И, видя, что я хочу возразить, редактор нервически дернул щекой, повысил голос:
— И вообще вашего «Колдыбу» мы не только по теме отклонили. Слишком он беспомощно, ученически написан. Вам, молодой человек, надо побольше читать, набираться культуры… обратить внимание на орфографию. Кстати, зачем вы без конца употребляете в рассказе иностранные слова, совершенно не зная их смысла? Поймите, это смешно, а попасть в смешное положение хуже, чем быть выпоротым кнутом.
Он хрипло закашлялся, прикрывая рот крупной рукой, достал клетчатый носовой платок. Жеманная машинистка перестала печатать, с усмешечкой поджала накрашенные губки и посмотрела на меня; хлыщеватый мужчина с любопытством поднял от фотографии плешивую голову с редкими волосами, зачесанными от уха к уху. Меня вдруг охватило мучительное, опустошающее чувство стыда; я торопливо сунул рукопись в карман, еле нашел дверь и вышел, забыв сказать «до свидания».
По улицам я шагал в расстегнутом пальто, не замечая мороза, толкавших меня прохожих. Голова горела, в груди, в животе было ощущение тошнотворной пустоты, слабости.
«Отказали. Не приняли, — словно молоточком стучало мне в виски. — Неужели отказали? Почему? Ведь я же старался, написал так здорово! Может, произошла ошибка?» Кто из начинающих писателей не получал в редакциях свою рукопись обратно? Кто не задавал себе подобных вопросов? Я уже готов был поступиться гонораром: хрен с ним! Выбиться в «авторы». Увидеть все, что я сочинил невыразительными водянистыми чернилами, в стройных колонках типографских букв, черным лаком освещающих страницы. Казалось, задохнулся бы от счастья. Нет отказали! Не приняли!
Я не помню, как добрался до вагоноремонтных мастерских. В литейном цехе у опок было шумно, весело толпились ребята. Несколько человек кинулись ко мне, наперебой выкрикивая радостную новость: оказывается, нас, фабзавучников, с «шишек» перевели на «взрослую, настоящую» работу. Ага, значит, наступил великий час! Мне дали изготовить тормозную колодку. Должен сознаться: я не был внимателен в этот день, плохо слушал объяснение мастера, уронил деревянную модель, слабо утрамбовал литейную землю и позорно запорол свою первую опоку.

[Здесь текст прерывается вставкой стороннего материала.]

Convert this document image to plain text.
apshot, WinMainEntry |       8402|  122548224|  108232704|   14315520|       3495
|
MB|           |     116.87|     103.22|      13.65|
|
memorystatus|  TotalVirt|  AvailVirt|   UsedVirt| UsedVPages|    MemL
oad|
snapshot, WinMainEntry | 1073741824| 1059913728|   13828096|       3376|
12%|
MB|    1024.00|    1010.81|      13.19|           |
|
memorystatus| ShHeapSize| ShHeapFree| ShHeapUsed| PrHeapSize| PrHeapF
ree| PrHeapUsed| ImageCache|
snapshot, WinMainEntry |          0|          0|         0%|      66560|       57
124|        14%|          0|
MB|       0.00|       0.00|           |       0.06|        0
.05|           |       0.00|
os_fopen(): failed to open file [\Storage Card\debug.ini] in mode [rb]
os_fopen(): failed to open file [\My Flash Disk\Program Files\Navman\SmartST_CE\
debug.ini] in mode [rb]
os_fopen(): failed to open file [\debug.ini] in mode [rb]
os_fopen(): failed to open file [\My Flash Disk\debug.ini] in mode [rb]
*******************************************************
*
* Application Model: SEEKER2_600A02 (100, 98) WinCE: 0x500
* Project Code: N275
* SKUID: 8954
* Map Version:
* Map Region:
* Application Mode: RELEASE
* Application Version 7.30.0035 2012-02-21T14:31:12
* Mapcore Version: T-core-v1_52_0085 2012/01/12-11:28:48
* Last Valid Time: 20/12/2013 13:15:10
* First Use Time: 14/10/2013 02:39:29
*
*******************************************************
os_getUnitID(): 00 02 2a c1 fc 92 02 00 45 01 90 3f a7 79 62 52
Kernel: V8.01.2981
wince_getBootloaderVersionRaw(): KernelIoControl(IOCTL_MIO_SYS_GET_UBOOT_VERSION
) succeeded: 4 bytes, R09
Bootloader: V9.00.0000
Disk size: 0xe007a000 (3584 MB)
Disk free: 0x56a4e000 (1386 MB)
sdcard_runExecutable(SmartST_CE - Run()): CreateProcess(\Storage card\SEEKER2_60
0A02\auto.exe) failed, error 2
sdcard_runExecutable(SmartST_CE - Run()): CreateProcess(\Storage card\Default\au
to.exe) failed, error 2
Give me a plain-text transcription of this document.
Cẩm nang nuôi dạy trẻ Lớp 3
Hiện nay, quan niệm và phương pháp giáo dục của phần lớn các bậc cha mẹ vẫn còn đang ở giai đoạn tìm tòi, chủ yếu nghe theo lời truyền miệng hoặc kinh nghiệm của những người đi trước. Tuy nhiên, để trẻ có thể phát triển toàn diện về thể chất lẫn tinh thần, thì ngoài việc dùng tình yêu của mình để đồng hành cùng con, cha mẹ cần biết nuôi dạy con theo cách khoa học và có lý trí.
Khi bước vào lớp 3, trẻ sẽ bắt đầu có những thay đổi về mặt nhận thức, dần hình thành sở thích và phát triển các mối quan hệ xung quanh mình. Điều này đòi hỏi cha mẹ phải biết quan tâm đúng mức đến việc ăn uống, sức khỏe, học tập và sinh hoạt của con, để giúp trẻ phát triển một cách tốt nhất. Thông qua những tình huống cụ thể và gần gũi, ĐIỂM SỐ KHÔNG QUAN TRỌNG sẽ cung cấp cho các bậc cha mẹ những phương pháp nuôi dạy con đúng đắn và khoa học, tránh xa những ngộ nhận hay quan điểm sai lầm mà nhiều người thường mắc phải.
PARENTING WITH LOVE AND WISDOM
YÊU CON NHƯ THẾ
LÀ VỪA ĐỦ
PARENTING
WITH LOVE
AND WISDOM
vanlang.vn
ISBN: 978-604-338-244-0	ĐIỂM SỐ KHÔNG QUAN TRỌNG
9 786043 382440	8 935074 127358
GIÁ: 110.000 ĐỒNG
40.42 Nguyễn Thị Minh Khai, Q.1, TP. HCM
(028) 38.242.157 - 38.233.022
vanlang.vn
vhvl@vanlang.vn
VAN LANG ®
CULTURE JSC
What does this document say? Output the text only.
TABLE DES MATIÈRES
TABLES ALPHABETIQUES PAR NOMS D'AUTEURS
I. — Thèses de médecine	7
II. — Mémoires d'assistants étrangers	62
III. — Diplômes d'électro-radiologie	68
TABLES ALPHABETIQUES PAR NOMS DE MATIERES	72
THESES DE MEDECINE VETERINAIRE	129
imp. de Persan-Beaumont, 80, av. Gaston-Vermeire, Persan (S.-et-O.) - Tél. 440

Из цеха мы возвращались вдвоем с Алексеем Бабенко. Шли, как наш горновой мастер, — опустив плечи, слегка раскорячась и загребая ногами. За проходной будкой нас догнал Венька Шлычкин: он всюду увязывался за нами.
— Как твой «Колдыба»? — весело спросил Шлычкин; свою работу в цехе он выполнил отлично. — Скоро отпечатают в журнале?
Я всеми силами постарался выдавить улыбку:
— В редакции, хлопцы, «Колдыбу» раскритиковали: мол, надо описать, как он работает на заводе, а не то, что снова подорвал из ночлежки с марухой и скитается… Ну да к этому лишь прицепились… Мне одна… сотрудница одна тамошняя объяснила, что рукопись подавать надо не в тетрадке, а на листах и чтобы на печатной машинке. Вот в чем у меня осечка вышла.
Алексей молча мне посочувствовал. Венька, присвистнув, сказал:
— А что, Витька, за писатели в журнале «Друг детей»? Что-то я не видел ихних книжек, как вот у Куприна или у французского Мопассана. Нет, уже когда я напишу рассказ, то пошлю в Москву. Там живут настоящие таланты, и они дадут точное определение.
…Вскоре ячейка «Друг детей» перевела меня в общежитие на Малую Гончаровку. Здесь беспечно теснилось студенчество железнодорожного техникума, весь день стояли шум, гомон, а электрическую лампочку гасили только перед рассветом. Заниматься сочинительством было гораздо труднее, чем на тихой бурдинской кухне. Да и удар, полученный в редакции, наконец заставил меня забросить рукописи.
И все же не прошло и месяца, как я сел за новый рассказ. Неведомая сила тянула меня к чистому листу бумаги. В голове теснилось множество пленительных образов, я бредил ими и ходил по городу как зачарованный. Я уже не мог жить без литературного творчества: только в этом я и обретал счастье.